By David Spencer, commercial director MENA, FreeWheel
The TV market is surging in Africa and the Middle East, and is expected to grow by 30 percent in the five years leading up to 2021. With its young and fast-growing population, the expanding middle class in Africa, and positive future development forecast in the region, the sector looks set for several years of boom.
While traditional, linear TV remains the most popular news platform with 78 percent watch news on TV daily, emerging digital platforms – such as VOD and OTT – are helping to fuel the surge in this increasingly dynamic TV environment. So can linear TV and digital work together in harmony, or are we looking at a step change in viewing habits?
[Tweet “31% of TV viewing in the region is via OTT. Yet, traditional TV is to grow 8% in 5 years.”]
A GlobalWebIndex (GWI) study reveals almost a third (31 percent) of total TV viewing in the region takes place online via over-the-top (OTT) services. However, traditional TV via satellite, and pay-TV revenues is set to increase by around eight percent in the MENA region between 2017 and 2023. The GCC is a particularly interesting region when it comes to video consumption; the UAE is very digital-focused, whereas Saudi Arabia tends to be more focused on linear.
In many instances, digital consumption is complementing, rather than replacing linear TV, with viewers enjoying the convenience of time-shifting their viewing, or discovering new content using the various VOD platforms When a viewer wants to watch their favourite show, they don’t differentiate between linear and OTT delivery with TV and digital video converging into a single viewing journey. This approach is not only being taken by viewers but by advertisers, too.
Advertisers largely understand linear TV is still the most powerful platform for reaching an engaged audience and although a few focused their budgets entirely on digital during the prime advertising period of Ramadan – when viewership increases by 78 percent – TV still accounted for the majority of ad spend. The rise of OTT viewing isn’t sparking a revolution in TV advertising but a gradual progression, where advertisers are embracing the opportunities digital brings and adapting their strategies to make the most of a converging ecosystem.
Advertisers should look to invest in ad placements around professionally-produced premium video – meaning content that is professionally produced, rights managed, brand-safe, and that offers them an engaged audience. This is a far more steadfast and secure route than the riskier tactic of slotting their ads between user-generated content on social and video aggregation platforms – and also allows them to add digital video to their TV campaigns, combining the unique strengths of both channels to create a winning formula.
When TV is viewed on the big screen, it is 100% viewable – with nothing else on the screen to cause a distraction. It also commands high levels of user attention; with ads shown in a premium context garnering 29 percent higher levels of engagement compared to social media.
However, digital video advertising has its own advantages. It is highly measurable and the data and insights generated by digital can be used in planning more effective campaigns across both linear and on-demand channels. It is also more efficient at targeting specific audiences ensuring that, with increased use of programmatic trading and addressable TV, relevant, personalized ads are reaching the right audience.

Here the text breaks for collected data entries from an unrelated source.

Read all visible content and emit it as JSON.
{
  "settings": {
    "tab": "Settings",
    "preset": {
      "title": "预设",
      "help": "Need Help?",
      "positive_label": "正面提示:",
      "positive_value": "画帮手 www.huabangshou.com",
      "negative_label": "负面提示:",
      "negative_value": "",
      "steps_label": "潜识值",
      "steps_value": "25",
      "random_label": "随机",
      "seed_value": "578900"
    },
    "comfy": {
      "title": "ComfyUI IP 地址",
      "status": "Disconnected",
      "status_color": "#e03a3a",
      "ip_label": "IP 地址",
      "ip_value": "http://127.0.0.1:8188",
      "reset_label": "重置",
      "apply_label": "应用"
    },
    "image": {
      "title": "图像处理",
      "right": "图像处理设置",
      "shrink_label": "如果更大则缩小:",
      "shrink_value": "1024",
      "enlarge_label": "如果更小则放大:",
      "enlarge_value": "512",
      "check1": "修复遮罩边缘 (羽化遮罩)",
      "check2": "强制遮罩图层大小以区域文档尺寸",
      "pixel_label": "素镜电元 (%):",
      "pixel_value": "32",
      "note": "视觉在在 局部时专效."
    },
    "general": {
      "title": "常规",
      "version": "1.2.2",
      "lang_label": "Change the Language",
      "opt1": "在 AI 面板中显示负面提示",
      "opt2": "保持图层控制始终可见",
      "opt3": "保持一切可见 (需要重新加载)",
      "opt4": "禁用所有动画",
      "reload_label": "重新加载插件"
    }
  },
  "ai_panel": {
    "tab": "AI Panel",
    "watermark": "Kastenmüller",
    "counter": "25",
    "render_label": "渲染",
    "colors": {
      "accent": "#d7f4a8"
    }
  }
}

The evolution of TV to incorporate digital creates a new premium video environment that draws on the best of both. Advertisers can use this converged TV environment to achieve incremental reach, for instance by engaging viewers watching the same TV content but on different platforms, and to deliver messaging when users are most engaged and attentive. To make best use of this new environment, advertisers must focus on delivering a seamless user experience that works across all devices and delivery channels.
The way TV or premium video content is consumed is changing with the prevalence of smart devices encouraging on-the-go viewing, in the MENA region, and notably in the UAE. Viewers are no longer as dependent on the TV set in the living room as they used to be, but that doesn’t mean the TV screen will become obsolete. Content consumption is ultimately a communal activity and even where individuals are watching different videos on their smartphones or tablets they are likely to gather in one room to do so. As home broadband provision, mobile internet, and OTT services gain further traction across the region, video content consumption may well return to smart or internet-connected TV sets in the living room, with viewers valuing the immersive and collective experience of the big screen.
Linear TV will continue to converge with digital video, but this will be a gradual evolution, rather than a dramatic revolution, where one is usurped by the other. Agnostic technology, that works for broadcasters, publishers, agencies and advertisers will help this transition, combining linear, digital and programmatic capabilities. As the term TV is increasingly used to encompass all premium video, such as broadcast linear channels, live streaming and on-demand platforms, a new ecosystem will emerge where the strengths of TV and digital are combined and user experience is key, regardless of device or platform.